Eine andere Tradition war das Krebbelchensfest, zu dem die Sänger und ihre Frauen von 1983 bis 2010 insgesamt 28 Mal einluden. Leider zwangen der sinkende Reingewinn sowie Anzahl und Alter der Mitglieder zur Aufgabe des beliebten Festes mit Musik bei Krebbelcher und Bier vom Fass.
Musikalischer Höhepunkt der letzten Jahre war der Auftritt bei der Bundesgartenschau 2011. Auf der Festung Ehrenbreitstein traten die Metternicher Sänger verstärkt durch die rechtsrheinischen Männerchöre von Chorleiter Werner Göbel auf. Als aus über 100 Männerkehlen „Ein Loblied auf den Rhein“ erschallte, folgte ein minutenlanger Beifall mit mehreren Zugaben.
Ein wichtiger Kulturträger
Die Sängervereinigung Metternich hat den Kampf um das musikalische Überleben verloren. Zwölf Jahrzehnte war er der musikalische Kulturträger im zweitgrößten Koblenzer Stadtteil. Neben den Auftritten beim Kreischorverband und bei befreundeten Chören in der Region waren es immer wieder die kleinen Auftritte und Ständchen, mit denen der Chor die Veranstaltungen im Ort bereicherte, wie im Theresia-Haus, bei den Schützen, beim VdK oder auf der Kirmes.

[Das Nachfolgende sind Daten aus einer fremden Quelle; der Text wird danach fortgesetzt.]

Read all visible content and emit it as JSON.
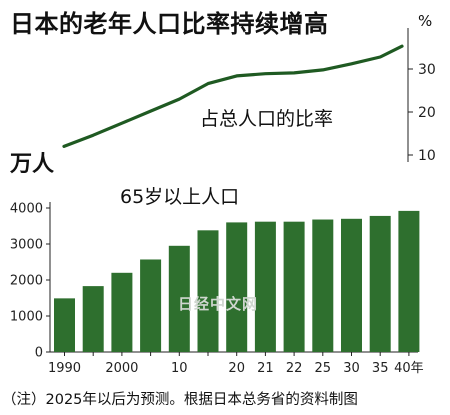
{
  "title": "日本的老年人口比率持续增高",
  "note": "（注）2025年以后为预测。根据日本总务省的资料制图",
  "watermark": "日经中文网",
  "colors": {
    "bar": "#2e6f2e",
    "line": "#1f5a22",
    "axis": "#222222"
  },
  "chart_data": [
    {
      "type": "line",
      "label": "占总人口的比率",
      "unit": "%",
      "x_tick_index": [
        0,
        1,
        2,
        3,
        4,
        5,
        6,
        7,
        8,
        9,
        10,
        11,
        12
      ],
      "values": [
        12.0,
        14.6,
        17.4,
        20.2,
        23.0,
        26.6,
        28.4,
        28.9,
        29.1,
        29.8,
        31.2,
        32.8,
        35.3
      ],
      "ylim": [
        10,
        35
      ],
      "yticks": [
        10,
        20,
        30
      ]
    },
    {
      "type": "bar",
      "label": "65岁以上人口",
      "unit": "万人",
      "categories": [
        "1990",
        "",
        "2000",
        "",
        "10",
        "",
        "20",
        "21",
        "22",
        "25",
        "30",
        "35",
        "40年"
      ],
      "values": [
        1490,
        1830,
        2200,
        2570,
        2950,
        3380,
        3600,
        3620,
        3620,
        3680,
        3700,
        3780,
        3920
      ],
      "ylim": [
        0,
        4000
      ],
      "yticks": [
        0,
        1000,
        2000,
        3000,
        4000
      ]
    }
  ]
}
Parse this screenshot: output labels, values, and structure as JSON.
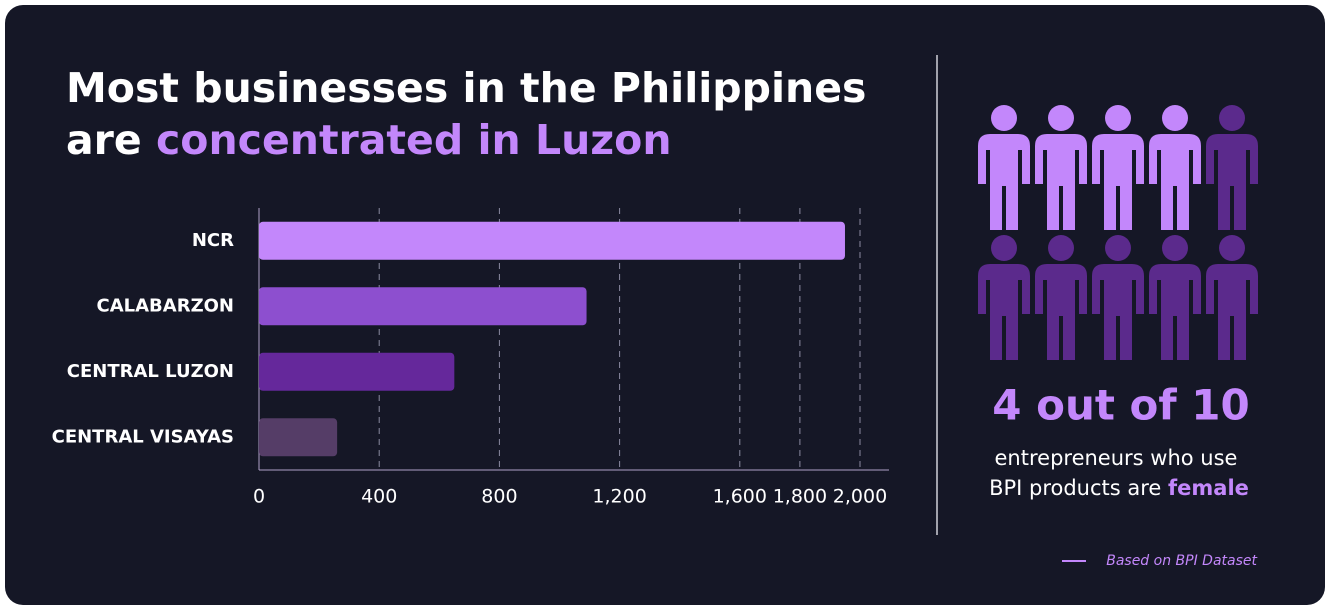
{
  "header": {
    "title_line1": "Most businesses in the Philippines",
    "title_line2_plain": "are",
    "title_line2_highlight": "concentrated in Luzon"
  },
  "chart_data": {
    "type": "bar",
    "orientation": "horizontal",
    "categories": [
      "NCR",
      "CALABARZON",
      "CENTRAL LUZON",
      "CENTRAL VISAYAS"
    ],
    "values": [
      1950,
      1090,
      650,
      260
    ],
    "colors": [
      "#c387fb",
      "#8d4fcf",
      "#65289b",
      "#553d67"
    ],
    "xlim": [
      0,
      2000
    ],
    "xticks": [
      0,
      400,
      800,
      {
        "value": 1200,
        "label": "1,200"
      },
      {
        "value": 1600,
        "label": "1,600"
      },
      {
        "value": 1800,
        "label": "1,800"
      },
      {
        "value": 2000,
        "label": "2,000"
      }
    ],
    "grid": true
  },
  "stat": {
    "headline": "4 out of 10",
    "text_line1": "entrepreneurs who use",
    "text_line2_plain": "BPI products are",
    "text_line2_highlight": "female",
    "pictogram": {
      "filled": 4,
      "total": 10,
      "filled_color": "#c387fb",
      "empty_color": "#5b2a8c"
    }
  },
  "footnote": "Based on BPI Dataset"
}
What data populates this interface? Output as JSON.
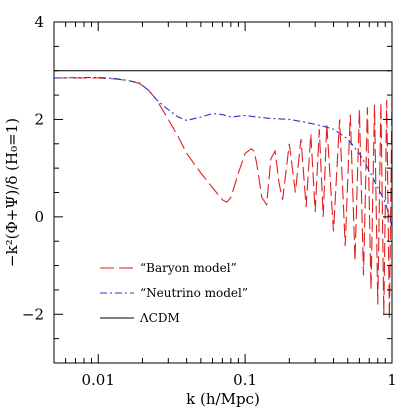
{
  "chart_data": {
    "type": "line",
    "xscale": "log",
    "xlim": [
      0.005,
      1
    ],
    "ylim": [
      -3,
      4
    ],
    "xlabel": "k (h/Mpc)",
    "ylabel": "−k²(Φ+Ψ)/δ   (H₀=1)",
    "xticks": [
      0.01,
      0.1,
      1
    ],
    "xtick_labels": [
      "0.01",
      "0.1",
      "1"
    ],
    "yticks": [
      -2,
      0,
      2,
      4
    ],
    "ytick_labels": [
      "−2",
      "0",
      "2",
      "4"
    ],
    "grid": false,
    "legend_position": "lower-left",
    "series": [
      {
        "name": "“Baryon model”",
        "style": "long-dash",
        "color": "#e02020",
        "x": [
          0.005,
          0.008,
          0.01,
          0.013,
          0.016,
          0.019,
          0.022,
          0.025,
          0.03,
          0.035,
          0.04,
          0.05,
          0.06,
          0.07,
          0.075,
          0.08,
          0.09,
          0.1,
          0.11,
          0.115,
          0.12,
          0.13,
          0.14,
          0.15,
          0.16,
          0.17,
          0.18,
          0.2,
          0.22,
          0.24,
          0.26,
          0.28,
          0.3,
          0.32,
          0.34,
          0.36,
          0.4,
          0.44,
          0.48,
          0.52,
          0.56,
          0.6,
          0.64,
          0.68,
          0.72,
          0.76,
          0.8,
          0.84,
          0.88,
          0.92,
          0.96,
          1.0
        ],
        "y": [
          2.85,
          2.85,
          2.85,
          2.83,
          2.8,
          2.74,
          2.6,
          2.4,
          2.0,
          1.65,
          1.3,
          0.9,
          0.6,
          0.35,
          0.3,
          0.4,
          0.9,
          1.3,
          1.4,
          1.35,
          1.1,
          0.4,
          0.25,
          1.2,
          1.35,
          0.7,
          0.35,
          1.5,
          0.5,
          1.6,
          0.2,
          1.7,
          0.1,
          1.8,
          0.0,
          1.9,
          -0.3,
          2.0,
          -0.6,
          2.1,
          -0.9,
          2.2,
          -1.2,
          2.25,
          -1.5,
          2.3,
          -1.8,
          2.35,
          -2.0,
          2.4,
          -2.1,
          2.45
        ]
      },
      {
        "name": "“Neutrino model”",
        "style": "dash-dot",
        "color": "#3030d0",
        "x": [
          0.005,
          0.008,
          0.01,
          0.013,
          0.016,
          0.019,
          0.022,
          0.025,
          0.03,
          0.035,
          0.04,
          0.05,
          0.06,
          0.07,
          0.08,
          0.1,
          0.12,
          0.15,
          0.2,
          0.25,
          0.3,
          0.35,
          0.4,
          0.5,
          0.6,
          0.7,
          0.8,
          0.9,
          1.0
        ],
        "y": [
          2.85,
          2.86,
          2.86,
          2.84,
          2.8,
          2.75,
          2.6,
          2.4,
          2.2,
          2.05,
          1.98,
          2.05,
          2.12,
          2.1,
          2.05,
          2.08,
          2.05,
          2.02,
          2.0,
          1.95,
          1.9,
          1.85,
          1.8,
          1.6,
          1.3,
          0.95,
          0.6,
          0.3,
          -0.2
        ]
      },
      {
        "name": "ΛCDM",
        "style": "solid",
        "color": "#000000",
        "x": [
          0.005,
          1.0
        ],
        "y": [
          3.0,
          3.0
        ]
      }
    ]
  }
}
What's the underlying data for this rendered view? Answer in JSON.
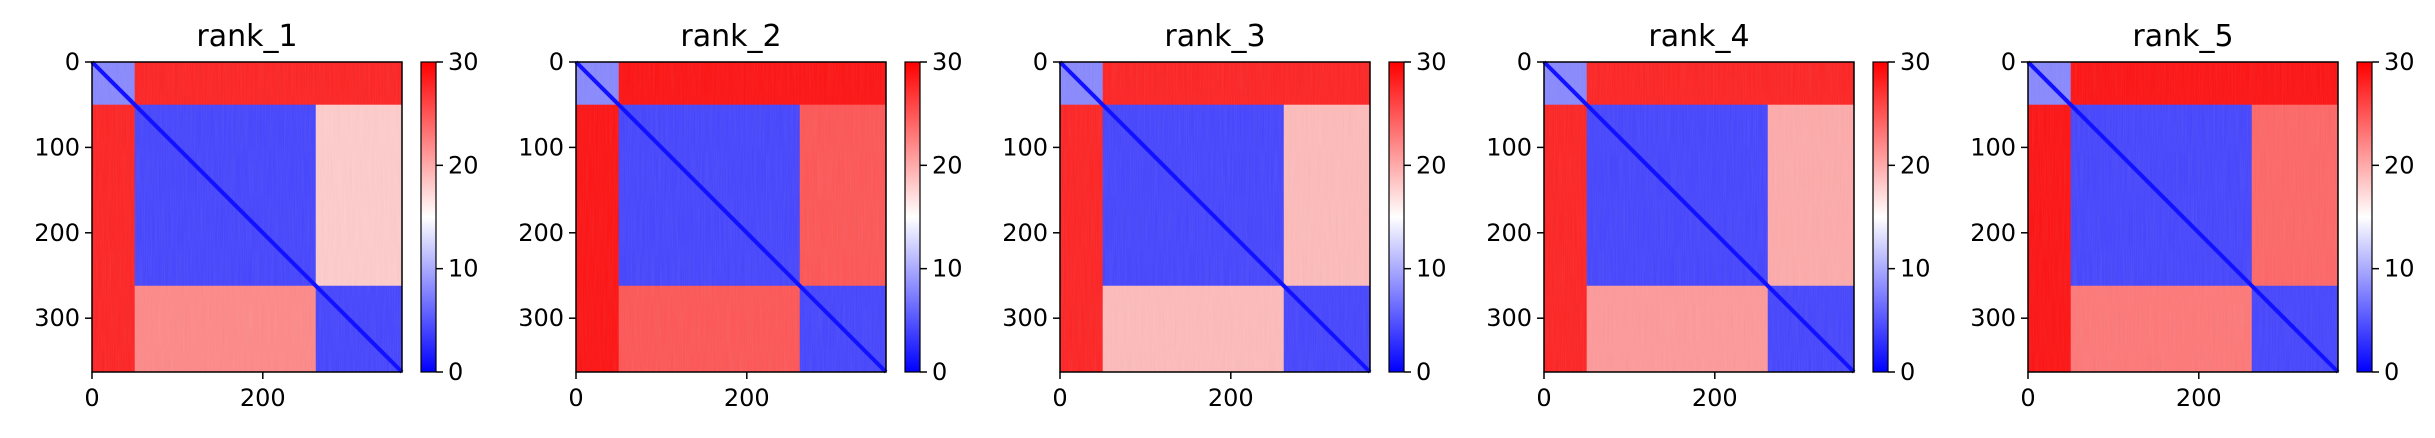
{
  "chart_data": [
    {
      "type": "heatmap",
      "title": "rank_1",
      "x_ticks": [
        0,
        200
      ],
      "y_ticks": [
        0,
        100,
        200,
        300
      ],
      "xlim": [
        0,
        363
      ],
      "ylim": [
        363,
        0
      ],
      "colorbar": {
        "ticks": [
          0,
          10,
          20,
          30
        ],
        "range": [
          0,
          30
        ]
      },
      "blocks": [
        [
          0,
          50
        ],
        [
          50,
          262
        ],
        [
          262,
          363
        ]
      ],
      "block_values": [
        [
          8,
          28,
          28
        ],
        [
          28,
          4,
          18
        ],
        [
          28,
          22,
          4
        ]
      ]
    },
    {
      "type": "heatmap",
      "title": "rank_2",
      "x_ticks": [
        0,
        200
      ],
      "y_ticks": [
        0,
        100,
        200,
        300
      ],
      "xlim": [
        0,
        363
      ],
      "ylim": [
        363,
        0
      ],
      "colorbar": {
        "ticks": [
          0,
          10,
          20,
          30
        ],
        "range": [
          0,
          30
        ]
      },
      "blocks": [
        [
          0,
          50
        ],
        [
          50,
          262
        ],
        [
          262,
          363
        ]
      ],
      "block_values": [
        [
          8,
          29,
          29
        ],
        [
          29,
          4,
          25
        ],
        [
          29,
          25,
          4
        ]
      ]
    },
    {
      "type": "heatmap",
      "title": "rank_3",
      "x_ticks": [
        0,
        200
      ],
      "y_ticks": [
        0,
        100,
        200,
        300
      ],
      "xlim": [
        0,
        363
      ],
      "ylim": [
        363,
        0
      ],
      "colorbar": {
        "ticks": [
          0,
          10,
          20,
          30
        ],
        "range": [
          0,
          30
        ]
      },
      "blocks": [
        [
          0,
          50
        ],
        [
          50,
          262
        ],
        [
          262,
          363
        ]
      ],
      "block_values": [
        [
          8,
          28,
          28
        ],
        [
          28,
          4,
          19
        ],
        [
          28,
          19,
          4
        ]
      ]
    },
    {
      "type": "heatmap",
      "title": "rank_4",
      "x_ticks": [
        0,
        200
      ],
      "y_ticks": [
        0,
        100,
        200,
        300
      ],
      "xlim": [
        0,
        363
      ],
      "ylim": [
        363,
        0
      ],
      "colorbar": {
        "ticks": [
          0,
          10,
          20,
          30
        ],
        "range": [
          0,
          30
        ]
      },
      "blocks": [
        [
          0,
          50
        ],
        [
          50,
          262
        ],
        [
          262,
          363
        ]
      ],
      "block_values": [
        [
          8,
          28,
          28
        ],
        [
          28,
          4,
          20
        ],
        [
          28,
          21,
          4
        ]
      ]
    },
    {
      "type": "heatmap",
      "title": "rank_5",
      "x_ticks": [
        0,
        200
      ],
      "y_ticks": [
        0,
        100,
        200,
        300
      ],
      "xlim": [
        0,
        363
      ],
      "ylim": [
        363,
        0
      ],
      "colorbar": {
        "ticks": [
          0,
          10,
          20,
          30
        ],
        "range": [
          0,
          30
        ]
      },
      "blocks": [
        [
          0,
          50
        ],
        [
          50,
          262
        ],
        [
          262,
          363
        ]
      ],
      "block_values": [
        [
          8,
          29,
          29
        ],
        [
          29,
          4,
          24
        ],
        [
          29,
          23,
          4
        ]
      ]
    }
  ],
  "colors": {
    "low": "#0000ff",
    "mid": "#ffffff",
    "high": "#ff0000",
    "axis": "#000000"
  }
}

Auf einer außerordentlichen Mitgliederversammlung am 9. Mai wurde von den 17 erschienenen Mitgliedern einstimmig die Vereinsauflösung beschlossen. Die Protokollbücher wandern ins Stadtarchiv, alles Sammlungsgut aus zwölf Jahrzehnten hat seinen Platz in einem Vitrinenschrank im Theresia-Haus gefunden. Dort wird der Verein in der Erinnerung fortleben. Nach Abschluss der Liquidation wird das bare Vermögen satzungsgemäß der katholischen Kirchengemeinde St. Johannes Koblenz-Metternich zufließen für deren gemeinnützige Tätigkeiten.
Mit Wehmut, aber auch Dankbarkeit für langjähriges Engagement und Treue, erklang zum letzten Mal aus allen Kehlen der Sängerspruch des Landes Rheinland-Pfalz. Abschließend wurde vereinbart, dass man sich weiterhin jeden Montag ab 19 Uhr zum Stammtisch in der Gaststätte Kasper treffen wird.